Since the beginning of the protest movement, neighboring Poland, together with Lithuania, has been at the forefront of support for the Belarusian opposition and calls for the adoption of sanctions by the European Union. The Belarusian opposition television station Belsat TV, which is legally a subsidiary of Polish public television, and was co-founded by the Polish Foreign Ministry and international donors, also broadcasts from Poland. In Poland, Alexander Lukashenko is perceived as a dictator inherited from the Soviet era, and the objective of democratizing Belarus corresponds both to an expression of solidarity from a people that shared the same yoke as Belarusians for more than fifty years, and to a foreign policy objective pursued by Poland since its liberation in 1990: to keep Russia away from its borders. For while the Polish leadership is aware that the Belarusian opposition, unlike those protesting in Ukraine in 2014, is not anti-Russian, they believe that a democratic Belarus would strengthen its character as an independent state and the development of a distinct Belarusian identity.

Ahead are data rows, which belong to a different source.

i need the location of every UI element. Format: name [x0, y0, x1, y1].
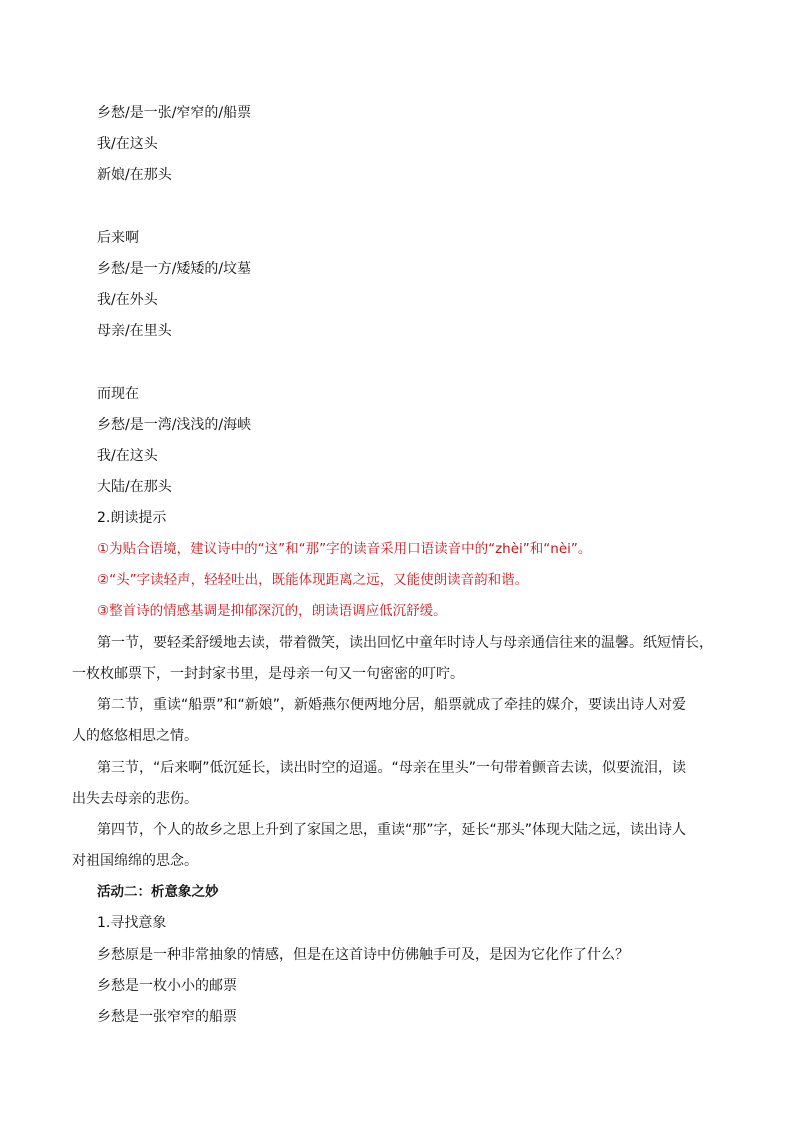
paragraph-line: 人的悠悠相思之情。 — [72, 728, 198, 744]
paragraph-line: 对祖国绵绵的思念。 — [72, 853, 198, 869]
paragraph-line: 第二节，重读“船票”和“新娘”，新婚燕尔便两地分居，船票就成了牵挂的媒介，要读出诗人对爱 — [97, 697, 687, 713]
question-text: 乡愁原是一种非常抽象的情感，但是在这首诗中仿佛触手可及，是因为它化作了什么？ — [97, 947, 629, 963]
paragraph-line: 第三节，“后来啊”低沉延长，读出时空的迢遥。“母亲在里头”一句带着颤音去读，似要流泪，读 — [97, 760, 687, 776]
reading-tip: ③整首诗的情感基调是抑郁深沉的，朗读语调应低沉舒缓。 — [97, 603, 447, 619]
paragraph-line: 第四节，个人的故乡之思上升到了家国之思，重读“那”字，延长“那头”体现大陆之远，读出诗人 — [97, 822, 687, 838]
poem-line: 我/在这头 — [97, 136, 158, 152]
answer-line: 乡愁是一张窄窄的船票 — [97, 1009, 237, 1025]
poem-line: 乡愁/是一张/窄窄的/船票 — [97, 105, 252, 121]
poem-line: 新娘/在那头 — [97, 167, 172, 183]
poem-line: 后来啊 — [97, 230, 139, 246]
poem-line: 母亲/在里头 — [97, 323, 172, 339]
poem-line: 大陆/在那头 — [97, 479, 172, 495]
poem-line: 而现在 — [97, 386, 139, 402]
reading-tip: ②“头”字读轻声，轻轻吐出，既能体现距离之远，又能使朗读音韵和谐。 — [97, 572, 529, 588]
poem-line: 乡愁/是一方/矮矮的/坟墓 — [97, 261, 252, 277]
paragraph-line: 第一节，要轻柔舒缓地去读，带着微笑，读出回忆中童年时诗人与母亲通信往来的温馨。纸短情长， — [97, 635, 713, 651]
reading-tip: ①为贴合语境，建议诗中的“这”和“那”字的读音采用口语读音中的“zhèi”和“nèi”。 — [97, 541, 592, 557]
activity-heading: 活动二：析意象之妙 — [97, 884, 219, 900]
poem-line: 我/在外头 — [97, 292, 158, 308]
section-heading: 1.寻找意象 — [97, 915, 167, 931]
paragraph-line: 出失去母亲的悲伤。 — [72, 791, 198, 807]
section-heading: 2.朗读提示 — [97, 510, 167, 526]
poem-line: 乡愁/是一湾/浅浅的/海峡 — [97, 417, 252, 433]
poem-line: 我/在这头 — [97, 448, 158, 464]
paragraph-line: 一枚枚邮票下，一封封家书里，是母亲一句又一句密密的叮咛。 — [72, 666, 464, 682]
answer-line: 乡愁是一枚小小的邮票 — [97, 978, 237, 994]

Such Polish support for the Belarusian opposition has been exploited by Alexander Lukashenko since the beginning of the protest movement to brandish the threat of an external enemy responsible for the protests. The Belarusian president even accused Poland of wanting to take over the region of Hrodna, where a large Polish minority lives and where the protest movement has been particularly strong. These accusations brought official protests from Poland, which, because of its recent history (the loss of eastern territories compensated for by the attachment of German territories), adheres strongly to the doctrine that has been applied in Europe since the Second World War, according to which national borders cannot be changed.

As a result of the westward expansion of Soviet Russia at the end of World War II, and despite the massive westward expulsions of Poles after 1945, some 400,000 Belarusian citizens still belong to the Polish minority. This is out of a mainly Russian-speaking population of 9.5 million, the Belarusian language having largely disappeared as a result of the forced Russification of the territory by Russia after the partitioning of the Polish–Lithuanian Commonwealth at the end of the 18th century and again, as regards the western part of the country which belonged to the Second Polish Republic after the Polish–Soviet war of 1919–21, after its annexation by the USSR in 1939 under the German–Soviet Pact.

The Polish minority in Belarus started organizing itself from the late 1980s onwards in the context of perestroika, and the ZPB was created after the fall of the Soviet Union, when Belarus became an independent state for the second time in its history. In the elections of 1994, the ZPB supported the Belarusian National Front – a democratic and conservative identitarian movement that emerged in 1988 – against the post-Soviet apparatchik Lukashenko.

Since then, whenever Lukashenko needs an internal enemy to justify his policies and to blacken dissident movements, the Polish minority has been a convenient scapegoat, even though the goals pursued by the ZPB and its leaders have always been mainly cultural – opening Polish schools, preserving the Polish language and culture and defending the interests of the Polish minority – to the exclusion of any claim to autonomy or independence, as such claims would not be supported by Poland. From the end of the 1990s, Warsaw had even put pressure on the ZPB to become less politically involved, in order to promote better cooperation with the Belarusian authorities. For Tadeusz Gawin, the first president of the ZPB in the early 1990s, who was interviewed last October by Belsat TV, this policy of docile collaboration achieved nothing, although it lasted until 2005. The ZPB was then one of the NGOs with the largest number of members (about 30,000) in Belarus. In 2005, the authorities in Minsk refused to recognize the election of Andżelika Borys as head of the Polish minority organization, and had another activist closer to the government elected instead, which led to the split of the ZPB into two. It is Andżelika Borys’ fraction, the only one recognized by Warsaw, that is now subject to repression.